My dad died when I was 20 years old—yesterday marked six years at 6:17 p.m.
There’s no way to prepare for the death of a parent, because everything will change.You will change. Your relationships will change. Where and what you put your energy into will change. Your body and mind will change. Every part of your world will change. Loving your parent will change your life, and losing them will do the same.
Not only was my dad’s time on earth cut way too short, his mental and physical state was completely altered when I was only 19 months old. He was dependent on nursing home staff, doctors, nurses, and others to complete daily tasks for 20 years.
I catch myself grieving his untimely death and the many experiences he was unable to have due to his physical and mental limitations. Then, I remember that the best way I can honor him is by living and becoming all he knew I could be. Experiencing life to the fullest. Saying yes to experiences, trips, and chances that scare me. Never taking a thing for granted.
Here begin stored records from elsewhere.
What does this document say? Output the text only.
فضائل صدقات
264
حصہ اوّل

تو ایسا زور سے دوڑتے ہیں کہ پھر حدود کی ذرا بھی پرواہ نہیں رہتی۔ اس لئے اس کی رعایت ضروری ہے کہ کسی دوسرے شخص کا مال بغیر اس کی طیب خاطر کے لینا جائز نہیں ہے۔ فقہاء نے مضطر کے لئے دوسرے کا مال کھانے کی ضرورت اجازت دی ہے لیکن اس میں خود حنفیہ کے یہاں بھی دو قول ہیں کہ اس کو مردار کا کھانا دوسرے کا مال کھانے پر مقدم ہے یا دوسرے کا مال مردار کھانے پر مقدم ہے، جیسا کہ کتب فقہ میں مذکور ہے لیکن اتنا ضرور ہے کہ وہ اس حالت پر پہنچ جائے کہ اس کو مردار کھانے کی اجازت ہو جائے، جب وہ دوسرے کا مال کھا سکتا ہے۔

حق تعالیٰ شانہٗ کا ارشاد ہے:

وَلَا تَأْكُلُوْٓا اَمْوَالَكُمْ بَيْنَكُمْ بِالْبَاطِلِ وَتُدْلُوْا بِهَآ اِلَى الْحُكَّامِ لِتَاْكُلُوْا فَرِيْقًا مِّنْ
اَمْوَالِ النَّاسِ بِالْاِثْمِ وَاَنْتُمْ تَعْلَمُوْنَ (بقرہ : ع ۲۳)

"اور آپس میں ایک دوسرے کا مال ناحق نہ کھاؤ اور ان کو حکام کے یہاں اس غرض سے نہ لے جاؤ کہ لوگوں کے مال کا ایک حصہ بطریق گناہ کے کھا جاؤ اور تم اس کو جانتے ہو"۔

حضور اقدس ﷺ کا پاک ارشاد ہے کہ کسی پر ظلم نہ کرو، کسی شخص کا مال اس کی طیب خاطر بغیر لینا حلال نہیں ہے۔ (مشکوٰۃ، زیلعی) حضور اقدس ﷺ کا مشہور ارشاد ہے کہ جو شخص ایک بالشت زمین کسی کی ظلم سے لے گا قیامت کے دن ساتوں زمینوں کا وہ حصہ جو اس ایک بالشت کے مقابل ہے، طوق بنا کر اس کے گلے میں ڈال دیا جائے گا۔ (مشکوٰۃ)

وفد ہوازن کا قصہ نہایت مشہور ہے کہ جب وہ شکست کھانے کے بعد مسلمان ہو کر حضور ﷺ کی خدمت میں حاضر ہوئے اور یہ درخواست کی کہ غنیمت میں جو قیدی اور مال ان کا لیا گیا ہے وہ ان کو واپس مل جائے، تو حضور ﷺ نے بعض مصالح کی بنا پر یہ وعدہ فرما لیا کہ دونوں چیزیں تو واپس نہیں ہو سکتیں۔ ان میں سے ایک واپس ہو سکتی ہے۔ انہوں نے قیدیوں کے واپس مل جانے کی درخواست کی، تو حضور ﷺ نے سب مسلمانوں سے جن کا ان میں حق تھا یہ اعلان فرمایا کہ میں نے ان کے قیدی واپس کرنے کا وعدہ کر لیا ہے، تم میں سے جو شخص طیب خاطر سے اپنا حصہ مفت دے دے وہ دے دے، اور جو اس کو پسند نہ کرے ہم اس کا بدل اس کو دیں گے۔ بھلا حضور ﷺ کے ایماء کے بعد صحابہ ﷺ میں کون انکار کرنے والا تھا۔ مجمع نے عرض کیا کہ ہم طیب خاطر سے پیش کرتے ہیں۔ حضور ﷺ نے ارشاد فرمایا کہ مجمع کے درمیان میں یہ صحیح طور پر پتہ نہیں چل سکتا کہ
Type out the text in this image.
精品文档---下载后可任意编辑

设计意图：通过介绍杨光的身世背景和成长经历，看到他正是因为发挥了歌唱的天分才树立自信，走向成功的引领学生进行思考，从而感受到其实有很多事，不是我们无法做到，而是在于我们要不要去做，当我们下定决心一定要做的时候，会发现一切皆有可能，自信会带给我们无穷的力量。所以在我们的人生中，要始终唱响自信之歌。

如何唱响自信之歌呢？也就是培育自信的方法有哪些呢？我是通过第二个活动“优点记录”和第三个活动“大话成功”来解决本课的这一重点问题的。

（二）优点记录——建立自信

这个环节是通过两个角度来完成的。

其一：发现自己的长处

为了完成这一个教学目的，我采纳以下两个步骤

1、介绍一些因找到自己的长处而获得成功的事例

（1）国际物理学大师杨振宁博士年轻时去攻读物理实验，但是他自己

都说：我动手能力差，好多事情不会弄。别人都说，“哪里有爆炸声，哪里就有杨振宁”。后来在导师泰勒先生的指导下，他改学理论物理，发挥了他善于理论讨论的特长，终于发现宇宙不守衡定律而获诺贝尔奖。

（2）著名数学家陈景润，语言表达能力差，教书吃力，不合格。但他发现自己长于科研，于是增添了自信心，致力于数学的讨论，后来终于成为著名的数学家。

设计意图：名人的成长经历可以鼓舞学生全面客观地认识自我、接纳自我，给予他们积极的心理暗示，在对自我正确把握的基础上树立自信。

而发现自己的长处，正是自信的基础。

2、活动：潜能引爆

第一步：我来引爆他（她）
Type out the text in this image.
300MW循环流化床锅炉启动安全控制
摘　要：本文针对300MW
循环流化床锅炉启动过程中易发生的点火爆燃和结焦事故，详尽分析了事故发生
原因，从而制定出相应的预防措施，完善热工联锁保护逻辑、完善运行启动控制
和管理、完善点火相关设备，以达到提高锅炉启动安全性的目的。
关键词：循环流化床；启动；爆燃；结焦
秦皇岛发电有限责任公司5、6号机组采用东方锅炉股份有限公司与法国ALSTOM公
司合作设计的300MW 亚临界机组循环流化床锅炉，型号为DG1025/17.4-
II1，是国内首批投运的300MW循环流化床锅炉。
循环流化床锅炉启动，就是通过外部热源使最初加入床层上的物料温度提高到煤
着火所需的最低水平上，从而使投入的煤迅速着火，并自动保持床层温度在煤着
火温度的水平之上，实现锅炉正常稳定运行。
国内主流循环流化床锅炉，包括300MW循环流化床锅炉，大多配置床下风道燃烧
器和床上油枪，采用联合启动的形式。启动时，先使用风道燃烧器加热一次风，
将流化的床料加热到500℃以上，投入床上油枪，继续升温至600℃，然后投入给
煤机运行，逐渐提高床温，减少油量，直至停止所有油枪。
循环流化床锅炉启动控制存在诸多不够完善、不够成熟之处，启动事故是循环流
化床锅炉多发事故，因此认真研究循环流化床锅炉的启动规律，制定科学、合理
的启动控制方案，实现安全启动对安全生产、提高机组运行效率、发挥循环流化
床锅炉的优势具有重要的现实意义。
He worked hard, but boy, did he love his time off with his friends and family. Just cutting up, going boat riding in Natchez or the Mermentau River, and being around people he loved. He was a simple man with a big heart.
Every chance I get to travel to a new place, meet new people, or collect new experiences— he’s always on my mind. It’s hard for me to say no to these things, because I want to live a full, long life. And at the end of it, know that I’ve put on a hell of a show for him.
I miss this man more than I could ever put into words.

As always… I love you forever and ever, Poppa.